Let’s unpick this a bit. Who earns the interest? The answer is that it is paid to holders of government debt in the form of government bonds (gilts), national savings certificates, premium bonds, etc. In other words it is paid to savers, whether individuals or pension funds or companies.

Does it all go abroad? In fact 29% of gilts are held abroad. The rest are held by British residents. Thus some 70% of the interest rate paid on government debt goes to British residents and supports pensions and savers. It can thus be seen as a transfer from taxpayers to savers.

Because of the record low interest rates many pensioners who rely on savings interest have seen their incomes fall dramatically. Others draw income from a ‘self-invested personal pension’. The amount that can be drawn each year is based on tables according to a person’s age and the current 15-year Treasury gilt yield (currently 3.45%). Thus the lower the rate of interest, and the less the yield, the less that can be drawn.

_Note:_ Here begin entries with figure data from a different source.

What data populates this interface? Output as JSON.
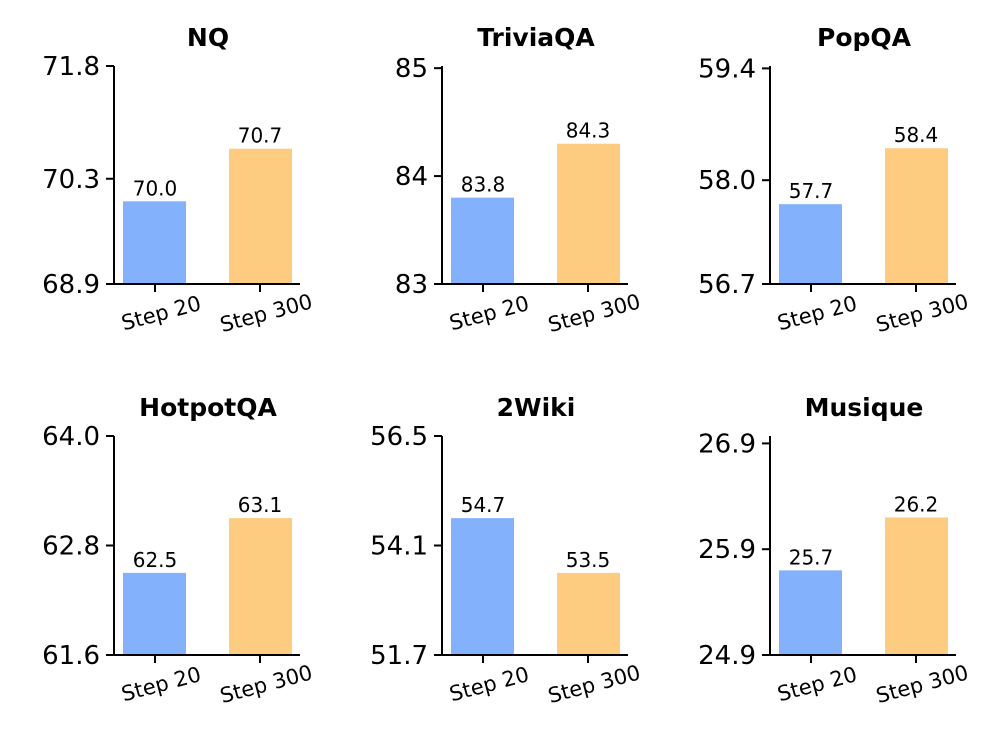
{
  "chart_data": [
    {
      "type": "bar",
      "title": "NQ",
      "categories": [
        "Step 20",
        "Step 300"
      ],
      "values": [
        70.0,
        70.7
      ],
      "value_labels": [
        "70.0",
        "70.7"
      ],
      "yticks": [
        68.9,
        70.3,
        71.8
      ],
      "ytick_labels": [
        "68.9",
        "70.3",
        "71.8"
      ],
      "ylim": [
        68.9,
        71.8
      ],
      "bar_colors": [
        "#84b1fb",
        "#fecc80"
      ],
      "xlabel": "",
      "ylabel": ""
    },
    {
      "type": "bar",
      "title": "TriviaQA",
      "categories": [
        "Step 20",
        "Step 300"
      ],
      "values": [
        83.8,
        84.3
      ],
      "value_labels": [
        "83.8",
        "84.3"
      ],
      "yticks": [
        83,
        84,
        85
      ],
      "ytick_labels": [
        "83",
        "84",
        "85"
      ],
      "ylim": [
        83.0,
        85.02
      ],
      "bar_colors": [
        "#84b1fb",
        "#fecc80"
      ],
      "xlabel": "",
      "ylabel": ""
    },
    {
      "type": "bar",
      "title": "PopQA",
      "categories": [
        "Step 20",
        "Step 300"
      ],
      "values": [
        57.7,
        58.4
      ],
      "value_labels": [
        "57.7",
        "58.4"
      ],
      "yticks": [
        56.7,
        58.0,
        59.4
      ],
      "ytick_labels": [
        "56.7",
        "58.0",
        "59.4"
      ],
      "ylim": [
        56.7,
        59.43
      ],
      "bar_colors": [
        "#84b1fb",
        "#fecc80"
      ],
      "xlabel": "",
      "ylabel": ""
    },
    {
      "type": "bar",
      "title": "HotpotQA",
      "categories": [
        "Step 20",
        "Step 300"
      ],
      "values": [
        62.5,
        63.1
      ],
      "value_labels": [
        "62.5",
        "63.1"
      ],
      "yticks": [
        61.6,
        62.8,
        64.0
      ],
      "ytick_labels": [
        "61.6",
        "62.8",
        "64.0"
      ],
      "ylim": [
        61.6,
        64.0
      ],
      "bar_colors": [
        "#84b1fb",
        "#fecc80"
      ],
      "xlabel": "",
      "ylabel": ""
    },
    {
      "type": "bar",
      "title": "2Wiki",
      "categories": [
        "Step 20",
        "Step 300"
      ],
      "values": [
        54.7,
        53.5
      ],
      "value_labels": [
        "54.7",
        "53.5"
      ],
      "yticks": [
        51.7,
        54.1,
        56.5
      ],
      "ytick_labels": [
        "51.7",
        "54.1",
        "56.5"
      ],
      "ylim": [
        51.7,
        56.5
      ],
      "bar_colors": [
        "#84b1fb",
        "#fecc80"
      ],
      "xlabel": "",
      "ylabel": ""
    },
    {
      "type": "bar",
      "title": "Musique",
      "categories": [
        "Step 20",
        "Step 300"
      ],
      "values": [
        25.7,
        26.2
      ],
      "value_labels": [
        "25.7",
        "26.2"
      ],
      "yticks": [
        24.9,
        25.9,
        26.9
      ],
      "ytick_labels": [
        "24.9",
        "25.9",
        "26.9"
      ],
      "ylim": [
        24.9,
        26.97
      ],
      "bar_colors": [
        "#84b1fb",
        "#fecc80"
      ],
      "xlabel": "",
      "ylabel": ""
    }
  ]
}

So who are the gainers and losers from high general government debt and attempts to get it down? Read the following articles and look at the data and then try answering the questions.

Britons have donated £7m to help pay off the national debt (but that’s a drop in the ocean) Mail Online, Daniel Martin (9/10/10)
A trillion and rising: Britain’s £1,000,000,000,000 debt means it is now paying as much in interest as it does for defence Mail Online, Hugo Duncan (1/10/10)
Spending cuts “not enough”, say small firms Telegraph, James Hurley (8/10/10)
UK public finances post record August deficit Guardian, Julia Kollewe (21/9/10)
Another paradox of thrift The Economist, Buttonwood (16/9/10)

The gilt market UK Debt Management Office
Gilt market data UK Debt Management Office
Overseas gilt holdings UK Debt Management Office
Public sector: current position ONS (30/9/10)
Public sector finances ONS Statistical Bulletin (21/9/10)
Government deficit and debt under the Maastricht Treaty ONS Statistical Bulletin (30/9/10)
Contributions to the government deficit and debt ONS Statistical Bulletin (31/3/10)


  1. Explain the difference between central government, general government and public-sector deficits and debt.
  2. Who loses from a rising public-sector debt? Who gains?
  3. Conduct an international comparison of (a) the level of the government deficit and debt and (b) their rate of growth over the past few years.
  4. What is meant by the ‘yield’ on a particular gilt?
  5. If gilt yields fall, does this mean that the government pays less on existing gilts? Is it likely to pay less on new gilt issues? Explain.
  6. How do cuts affect the distribution between savers and borrowers?